The realization of a Digital Library at the station is an exciting prospect. We can no longer afford to let it remain a hypothetical. The Digital Library will be increasingly the conduit for distribution from labels, it will be a valuable source of information for our current and prospective audience, and it will be a critical resource for our airshifters.

Labels and digital distribution

With regard to radio promotion, the music industry is rapidly transitioning to a fully digital business model. The music labels, promoters, and distributors are growing increasingly reluctant to mail us actual physical CDs in jewel cases. The trend is inexorably toward a model in which WEFT's genre directors must go to a web site, enter a login and password, and download files of whatever songs we are authorized to download. We can also generally download a .jpg file of "cover art" for that particular release, and a Microsoft Word document consisting of a "one-sheet", which is a brief description of the artist and the music.

While genre directors across the entire musical spectrum are now receiving queries about digital distribution, this trend seems to be affecting the distribution of world music the most at the present time, probably because of the cost of postage for packages sent from overseas. Already two major world music distributors have announced their intention of going fully digital in the very near future. And more are soon to follow.

Spectre is probably the largest single distributor of world music (and other types of music as well), handling six or eight major world music labels from both the U.S. and overseas (Belgium, Germany). While they are still grudgingly sending us CDs if we request them, they have already set up a parallel method of digital distribution which they are encouraging radio stations to use (with the not-so-veiled implication of penalties for non-use). Spectre has announced that its intention is for its music distribution to be fully digital by sometime in 2008.
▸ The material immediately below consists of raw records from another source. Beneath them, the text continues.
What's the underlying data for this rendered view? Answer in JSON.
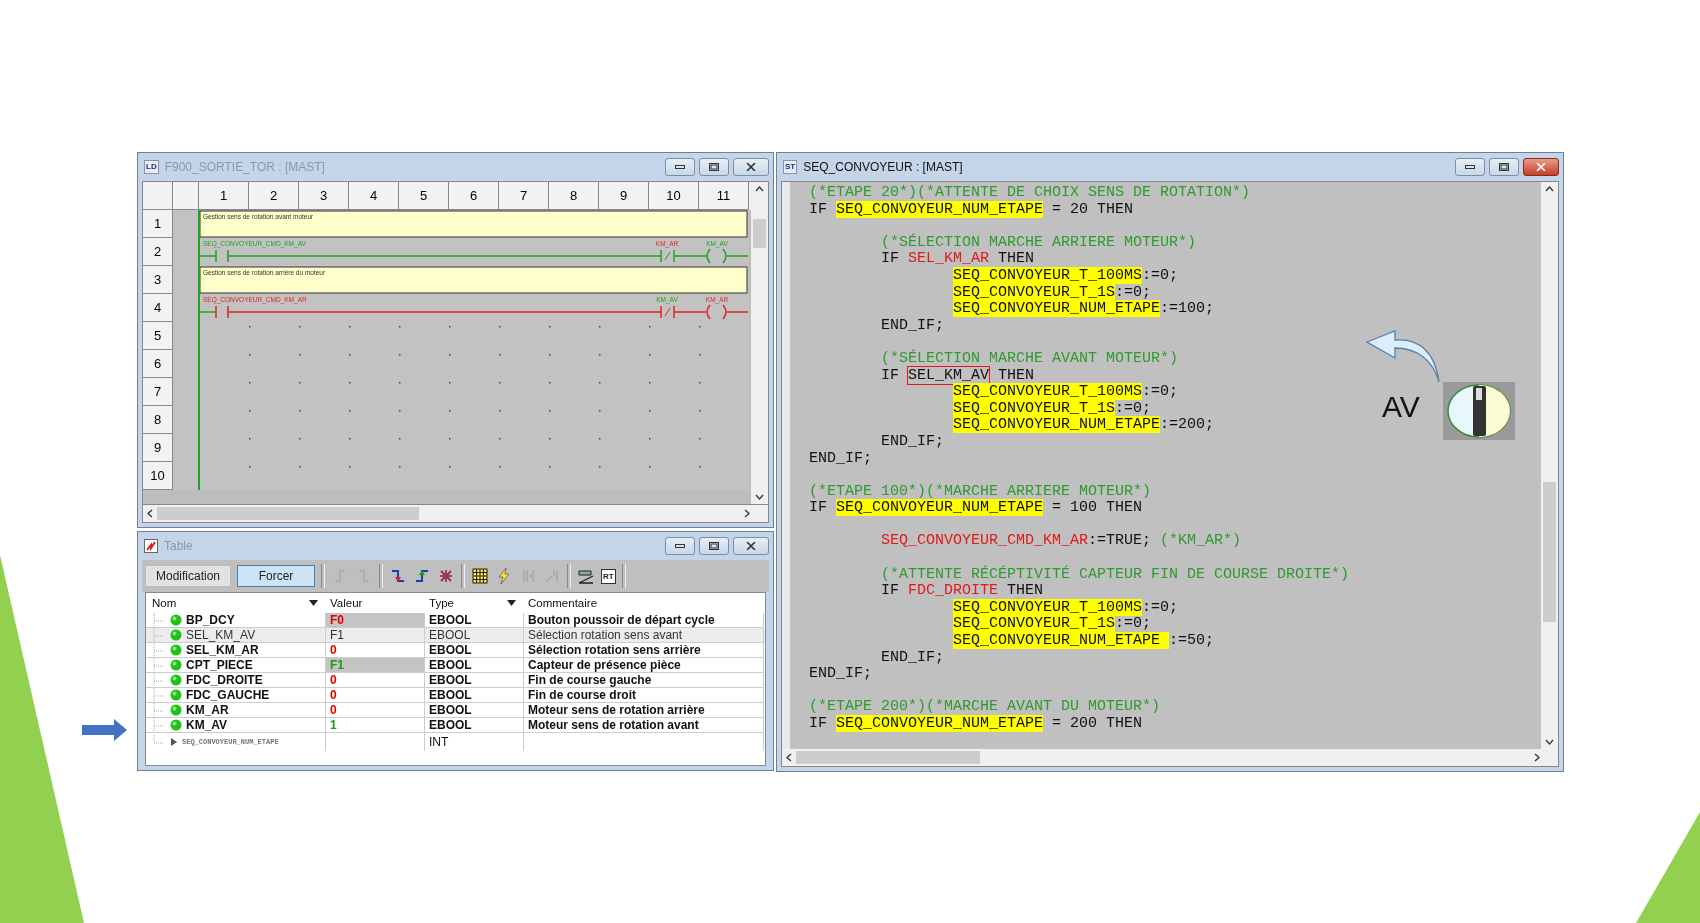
{
  "ladder_window": {
    "title": "F900_SORTIE_TOR : [MAST]",
    "icon_text": "LD",
    "active": false,
    "columns": [
      "1",
      "2",
      "3",
      "4",
      "5",
      "6",
      "7",
      "8",
      "9",
      "10",
      "11"
    ],
    "row_numbers": [
      "1",
      "2",
      "3",
      "4",
      "5",
      "6",
      "7",
      "8",
      "9",
      "10"
    ],
    "rows": [
      {
        "kind": "comment",
        "text": "Gestion sens de rotation avant moteur"
      },
      {
        "kind": "rung",
        "energized": true,
        "contact": {
          "label": "SEQ_CONVOYEUR_CMD_KM_AV",
          "energized": true
        },
        "negated_contact": {
          "label": "KM_AR",
          "energized": false
        },
        "coil": {
          "label": "KM_AV",
          "energized": true
        }
      },
      {
        "kind": "comment",
        "text": "Gestion sens de rotation arrière du moteur"
      },
      {
        "kind": "rung",
        "energized": false,
        "contact": {
          "label": "SEQ_CONVOYEUR_CMD_KM_AR",
          "energized": false
        },
        "negated_contact": {
          "label": "KM_AV",
          "energized": true
        },
        "coil": {
          "label": "KM_AR",
          "energized": false
        }
      }
    ]
  },
  "table_window": {
    "title": "Table",
    "active": false,
    "mode_buttons": [
      {
        "label": "Modification",
        "selected": false
      },
      {
        "label": "Forcer",
        "selected": true
      }
    ],
    "toolbar_groups": [
      [
        {
          "kind": "edge-rise",
          "disabled": true
        },
        {
          "kind": "edge-fall",
          "disabled": true
        }
      ],
      [
        {
          "kind": "force-low",
          "disabled": false
        },
        {
          "kind": "force-high",
          "disabled": false
        },
        {
          "kind": "unforce",
          "disabled": false
        }
      ],
      [
        {
          "kind": "grid",
          "disabled": false
        },
        {
          "kind": "bolt",
          "disabled": false
        },
        {
          "kind": "bracket",
          "disabled": true
        },
        {
          "kind": "bracket-arrow",
          "disabled": true
        }
      ],
      [
        {
          "kind": "slash-bar",
          "disabled": false
        },
        {
          "kind": "text",
          "text": "RT",
          "disabled": false
        }
      ]
    ],
    "columns": [
      {
        "label": "Nom",
        "filter": true
      },
      {
        "label": "Valeur",
        "filter": false
      },
      {
        "label": "Type",
        "filter": true
      },
      {
        "label": "Commentaire",
        "filter": false
      }
    ],
    "rows": [
      {
        "name": "BP_DCY",
        "value": "F0",
        "color": "#e00000",
        "forced": true,
        "selected": false,
        "type": "EBOOL",
        "comment": "Bouton poussoir de départ cycle"
      },
      {
        "name": "SEL_KM_AV",
        "value": "F1",
        "color": "#303030",
        "forced": true,
        "selected": true,
        "type": "EBOOL",
        "comment": "Sélection rotation sens avant"
      },
      {
        "name": "SEL_KM_AR",
        "value": "0",
        "color": "#e00000",
        "forced": false,
        "selected": false,
        "type": "EBOOL",
        "comment": "Sélection rotation sens arrière"
      },
      {
        "name": "CPT_PIECE",
        "value": "F1",
        "color": "#1a9a1a",
        "forced": true,
        "selected": false,
        "type": "EBOOL",
        "comment": "Capteur de présence pièce"
      },
      {
        "name": "FDC_DROITE",
        "value": "0",
        "color": "#e00000",
        "forced": false,
        "selected": false,
        "type": "EBOOL",
        "comment": "Fin de course gauche"
      },
      {
        "name": "FDC_GAUCHE",
        "value": "0",
        "color": "#e00000",
        "forced": false,
        "selected": false,
        "type": "EBOOL",
        "comment": "Fin de course droit"
      },
      {
        "name": "KM_AR",
        "value": "0",
        "color": "#e00000",
        "forced": false,
        "selected": false,
        "type": "EBOOL",
        "comment": "Moteur sens de rotation arrière"
      },
      {
        "name": "KM_AV",
        "value": "1",
        "color": "#1a9a1a",
        "forced": false,
        "selected": false,
        "type": "EBOOL",
        "comment": "Moteur sens de rotation avant"
      }
    ],
    "child_row": {
      "name": "SEQ_CONVOYEUR_NUM_ETAPE",
      "type": "INT",
      "expanded": false
    }
  },
  "code_window": {
    "title": "SEQ_CONVOYEUR : [MAST]",
    "icon_text": "ST",
    "active": true,
    "lines": [
      {
        "kind": "code",
        "segments": [
          {
            "kind": "comment",
            "text": "(*ETAPE 20*)(*ATTENTE DE CHOIX SENS DE ROTATION*)"
          }
        ]
      },
      {
        "kind": "code",
        "segments": [
          {
            "kind": "plain",
            "text": "IF "
          },
          {
            "kind": "var",
            "text": "SEQ_CONVOYEUR_NUM_ETAPE"
          },
          {
            "kind": "plain",
            "text": " = 20 THEN"
          }
        ],
        "children": [
          {
            "kind": "blank"
          },
          {
            "kind": "code",
            "segments": [
              {
                "kind": "comment",
                "text": "(*SÉLECTION MARCHE ARRIERE MOTEUR*)"
              }
            ]
          },
          {
            "kind": "code",
            "segments": [
              {
                "kind": "plain",
                "text": "IF "
              },
              {
                "kind": "red",
                "text": "SEL_KM_AR"
              },
              {
                "kind": "plain",
                "text": " THEN"
              }
            ],
            "children": [
              {
                "kind": "code",
                "segments": [
                  {
                    "kind": "var",
                    "text": "SEQ_CONVOYEUR_T_100MS"
                  },
                  {
                    "kind": "plain",
                    "text": ":=0;"
                  }
                ]
              },
              {
                "kind": "code",
                "segments": [
                  {
                    "kind": "var",
                    "text": "SEQ_CONVOYEUR_T_1S"
                  },
                  {
                    "kind": "plain",
                    "text": ":=0;"
                  }
                ]
              },
              {
                "kind": "code",
                "segments": [
                  {
                    "kind": "var",
                    "text": "SEQ_CONVOYEUR_NUM_ETAPE"
                  },
                  {
                    "kind": "plain",
                    "text": ":=100;"
                  }
                ]
              }
            ]
          },
          {
            "kind": "code",
            "segments": [
              {
                "kind": "plain",
                "text": "END_IF;"
              }
            ]
          },
          {
            "kind": "blank"
          },
          {
            "kind": "code",
            "segments": [
              {
                "kind": "comment",
                "text": "(*SÉLECTION MARCHE AVANT MOTEUR*)"
              }
            ]
          },
          {
            "kind": "code",
            "segments": [
              {
                "kind": "plain",
                "text": "IF "
              },
              {
                "kind": "boxed",
                "text": "SEL_KM_AV"
              },
              {
                "kind": "plain",
                "text": " THEN"
              }
            ],
            "children": [
              {
                "kind": "code",
                "segments": [
                  {
                    "kind": "var",
                    "text": "SEQ_CONVOYEUR_T_100MS"
                  },
                  {
                    "kind": "plain",
                    "text": ":=0;"
                  }
                ]
              },
              {
                "kind": "code",
                "segments": [
                  {
                    "kind": "var",
                    "text": "SEQ_CONVOYEUR_T_1S"
                  },
                  {
                    "kind": "plain",
                    "text": ":=0;"
                  }
                ]
              },
              {
                "kind": "code",
                "segments": [
                  {
                    "kind": "var",
                    "text": "SEQ_CONVOYEUR_NUM_ETAPE"
                  },
                  {
                    "kind": "plain",
                    "text": ":=200;"
                  }
                ]
              }
            ]
          },
          {
            "kind": "code",
            "segments": [
              {
                "kind": "plain",
                "text": "END_IF;"
              }
            ]
          }
        ]
      },
      {
        "kind": "code",
        "segments": [
          {
            "kind": "plain",
            "text": "END_IF;"
          }
        ]
      },
      {
        "kind": "blank"
      },
      {
        "kind": "code",
        "segments": [
          {
            "kind": "comment",
            "text": "(*ETAPE 100*)(*MARCHE ARRIERE MOTEUR*)"
          }
        ]
      },
      {
        "kind": "code",
        "segments": [
          {
            "kind": "plain",
            "text": "IF "
          },
          {
            "kind": "var",
            "text": "SEQ_CONVOYEUR_NUM_ETAPE"
          },
          {
            "kind": "plain",
            "text": " = 100 THEN"
          }
        ],
        "children": [
          {
            "kind": "blank"
          },
          {
            "kind": "code",
            "segments": [
              {
                "kind": "red",
                "text": "SEQ_CONVOYEUR_CMD_KM_AR"
              },
              {
                "kind": "plain",
                "text": ":=TRUE; "
              },
              {
                "kind": "comment",
                "text": "(*KM_AR*)"
              }
            ]
          },
          {
            "kind": "blank"
          },
          {
            "kind": "code",
            "segments": [
              {
                "kind": "comment",
                "text": "(*ATTENTE RÉCÉPTIVITÉ CAPTEUR FIN DE COURSE DROITE*)"
              }
            ]
          },
          {
            "kind": "code",
            "segments": [
              {
                "kind": "plain",
                "text": "IF "
              },
              {
                "kind": "red",
                "text": "FDC_DROITE"
              },
              {
                "kind": "plain",
                "text": " THEN"
              }
            ],
            "children": [
              {
                "kind": "code",
                "segments": [
                  {
                    "kind": "var",
                    "text": "SEQ_CONVOYEUR_T_100MS"
                  },
                  {
                    "kind": "plain",
                    "text": ":=0;"
                  }
                ]
              },
              {
                "kind": "code",
                "segments": [
                  {
                    "kind": "var",
                    "text": "SEQ_CONVOYEUR_T_1S"
                  },
                  {
                    "kind": "plain",
                    "text": ":=0;"
                  }
                ]
              },
              {
                "kind": "code",
                "segments": [
                  {
                    "kind": "var",
                    "text": "SEQ_CONVOYEUR_NUM_ETAPE "
                  },
                  {
                    "kind": "plain",
                    "text": ":=50;"
                  }
                ]
              }
            ]
          },
          {
            "kind": "code",
            "segments": [
              {
                "kind": "plain",
                "text": "END_IF;"
              }
            ]
          }
        ]
      },
      {
        "kind": "code",
        "segments": [
          {
            "kind": "plain",
            "text": "END_IF;"
          }
        ]
      },
      {
        "kind": "blank"
      },
      {
        "kind": "code",
        "segments": [
          {
            "kind": "comment",
            "text": "(*ETAPE 200*)(*MARCHE AVANT DU MOTEUR*)"
          }
        ]
      },
      {
        "kind": "code",
        "segments": [
          {
            "kind": "plain",
            "text": "IF "
          },
          {
            "kind": "var",
            "text": "SEQ_CONVOYEUR_NUM_ETAPE"
          },
          {
            "kind": "plain",
            "text": " = 200 THEN"
          }
        ]
      }
    ],
    "overlay": {
      "label": "AV"
    }
  }
}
World Music Network, based in England and one of the largest single producers of world music, produces the Rough Guide series of world music CDs and also the Riverboat label. They do their distribution through Wordisc in California. About a year and a half ago they quit mailing us jewel cases. Recently Worldisc announced that World Music Network is no longer mailing tray cards either, and that they were "experimenting" with digital distribution, starting with the Rough Guide to the Music of Congo. We never did receive a CD for that Rough Guide, and did not yet have in place a method of utilizing the .mp3 version of the music. There has been no indication that we'll be receiving any more Rough Guide CDs through the mail.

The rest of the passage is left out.